Here the Messrs. Mamoulian and Jones have accomplished the miracle of using color as a constructive dramatic device, of using it for such peculiarly original emotional effects that it would be almost impossible to visualize the same scene in conventional black and white. From the pastel serenity of the opening scenes at the ball, the color deepens into somber hues as the rumble of Napoleon's cannon is heard in the ballroom. Thenceforward it mounts in excitement as pandemonium seizes the dancers, until at last the blues, greens and scarlets of the running officers have become an active contributing factor in the overwhelming climax of sound and photography.
If this review seems completely out of focus, it is because the film is so much more significant as an experiment in the advanced use of color than as a straightforward dramatic entertainment.

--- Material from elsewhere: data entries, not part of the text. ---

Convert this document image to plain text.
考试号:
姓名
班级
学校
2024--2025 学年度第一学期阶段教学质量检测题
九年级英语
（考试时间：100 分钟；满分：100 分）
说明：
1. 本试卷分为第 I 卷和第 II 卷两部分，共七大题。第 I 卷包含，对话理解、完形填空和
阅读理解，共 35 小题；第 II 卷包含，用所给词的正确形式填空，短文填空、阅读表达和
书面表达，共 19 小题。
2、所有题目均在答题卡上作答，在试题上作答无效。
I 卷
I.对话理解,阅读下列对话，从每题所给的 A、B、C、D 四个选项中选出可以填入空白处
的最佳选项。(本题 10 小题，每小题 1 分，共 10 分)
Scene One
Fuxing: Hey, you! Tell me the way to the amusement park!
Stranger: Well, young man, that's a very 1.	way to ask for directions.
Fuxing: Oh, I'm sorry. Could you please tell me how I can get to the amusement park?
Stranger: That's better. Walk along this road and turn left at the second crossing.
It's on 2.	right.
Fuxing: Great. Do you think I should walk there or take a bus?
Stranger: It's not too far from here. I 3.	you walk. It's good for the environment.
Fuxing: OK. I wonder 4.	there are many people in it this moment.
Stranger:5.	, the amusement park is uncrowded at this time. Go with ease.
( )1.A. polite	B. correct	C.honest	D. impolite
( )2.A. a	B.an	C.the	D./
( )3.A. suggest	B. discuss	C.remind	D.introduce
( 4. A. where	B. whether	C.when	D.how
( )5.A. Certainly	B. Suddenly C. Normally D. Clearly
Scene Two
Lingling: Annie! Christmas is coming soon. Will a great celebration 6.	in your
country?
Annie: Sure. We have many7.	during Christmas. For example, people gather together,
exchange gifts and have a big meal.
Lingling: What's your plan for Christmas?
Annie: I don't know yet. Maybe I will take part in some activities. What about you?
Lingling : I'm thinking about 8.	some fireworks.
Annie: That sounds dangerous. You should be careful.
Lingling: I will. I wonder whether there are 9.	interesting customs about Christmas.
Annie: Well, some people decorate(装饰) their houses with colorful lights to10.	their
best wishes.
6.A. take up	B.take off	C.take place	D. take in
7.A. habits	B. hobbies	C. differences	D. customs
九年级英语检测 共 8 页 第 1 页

Based upon Langdon Mitchell's old dramatization of "Vanity Fair," it is gravely defective. Ordinarily Mr. Mamoulian is a master of filmic mobility, but here his experimental preoccupation with color becomes an obstacle to his usual fluid style of screen narration. Thus a great deal of "Becky Sharp" seems static and land-locked, an unvarying procession of long shots, medium shots and close-ups. It is endlessly talkative, as well, which is equally a departure from Mr. Mamoulian's ordinary style.
Perhaps it was inevitable that Thackeray's classic tale of the ambitious Becky and her spangled career in English society would be reduced on the screen to a halting and episodic narrative. But the film is unconscionably jerky in its development and achieves only a minor success in capturing the spirit of the original. In many of the screened episodes, Thackeray's satirical portraits come perilously close to burlesque, and they barge over the line in several places….
But one thing is certain about "Becky Sharp." Its best is so good that it becomes a prophecy of the future of color on the screen. It forced this column to the conclusion that color will become an integral motion picture element in the next few years.
Andre Sennwald, "The Radio City Music Hall Presents 'Becky Sharp,' the First Full-Length Three-Color Photoplay," in The New York Times (© 1935 by The New York Times Company; reprinted by permission), June 14, 1935, p. 27.